Fast forward to 2016, my senior year in high school, and my boyfriend was telling me he wanted to marry me. I was just 18 and absolutely flattered someone was willing to spend their life with me, but just to reiterate, I was 18 and a senior in high school. If you’re curious, that relationship is very over, so you shouldn’t expect to see me walking down the aisle anytime soon.

It just seems weird to me that two people who are so young and have just started their own lives would want to quickly share it with someone else.

“I’m not necessarily against people getting married and being happy in college, I’m just against the idea of putting yourself in a situation where you’re completely dependent on another person, without being sure of where you can be in case the worst were to happen,” CMU student Wonder Wachara said.

CNN did a report on getting married in college and found that the longer a person waits to tie the knot the greater the chances are of that person being in a healthy and successful marriage. While some couples in college may have been high school sweethearts and together for a few years, they are still young and still in school.

“I think it depends on the age,” CMU student Alex Loffert said. “If you’re a non-traditional student or an older student in college I feel like it’s okay to be married, but I don’t think that an 18, or 19, or 20-year-old should be married in college.”

I have a ring that I love, but it only fits on my left-hand ring finger. I’ve been asked a few times if I’m married and the people were serious. I can’t even imagine being married at 19. I’ve just started a new chapter in my life and I finally get to focus on just myself. I get to do the clubs I want, go out when I want and just be completely independent for the first time. Why would I want to be dependent on another person so soon after that?

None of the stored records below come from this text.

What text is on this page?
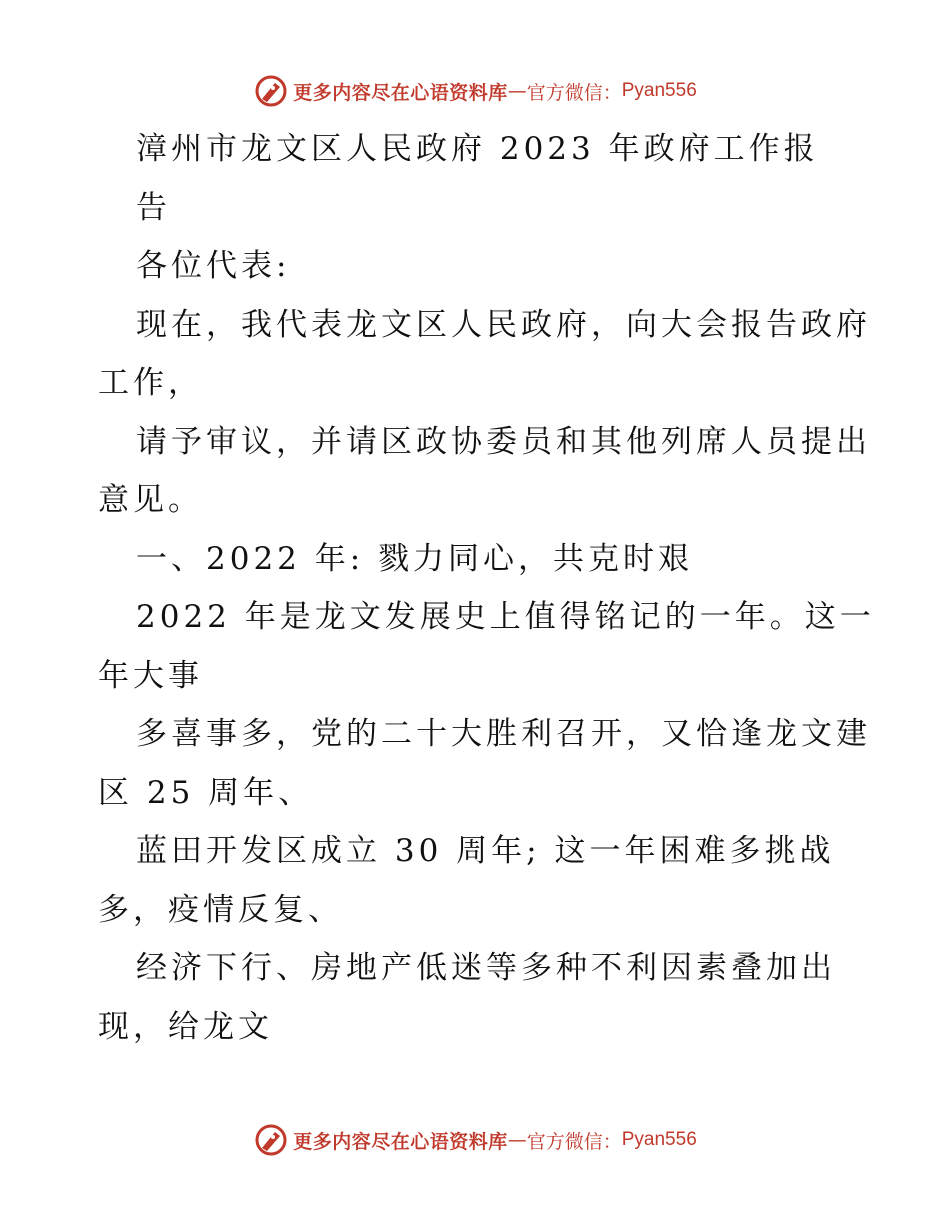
更多内容尽在心语资料库 — 官方微信： Pyan556
漳州市龙文区人民政府 2023 年政府工作报
告
各位代表:
现在，我代表龙文区人民政府，向大会报告政府
工作，
请予审议，并请区政协委员和其他列席人员提出
意见。
一、2022 年: 戮力同心，共克时艰
2022 年是龙文发展史上值得铭记的一年。这一
年大事
多喜事多，党的二十大胜利召开，又恰逢龙文建
区 25 周年、
蓝田开发区成立 30 周年; 这一年困难多挑战
多，疫情反复、
经济下行、房地产低迷等多种不利因素叠加出
现，给龙文
更多内容尽在心语资料库 — 官方微信： Pyan556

I don’t understand why someone would get married in college. This is a time to be selfish, free and do what you want. You usually aren’t too financially stable, and you don’t know exactly what you want to do with your life, you just want to go out and party on a Thursday night. My word of advice to you couples out there, wait until there is a good amount of money in your bank account and you are well established in your career of choice to jump into a long term commitment with another person. Focus on the U and focus on you.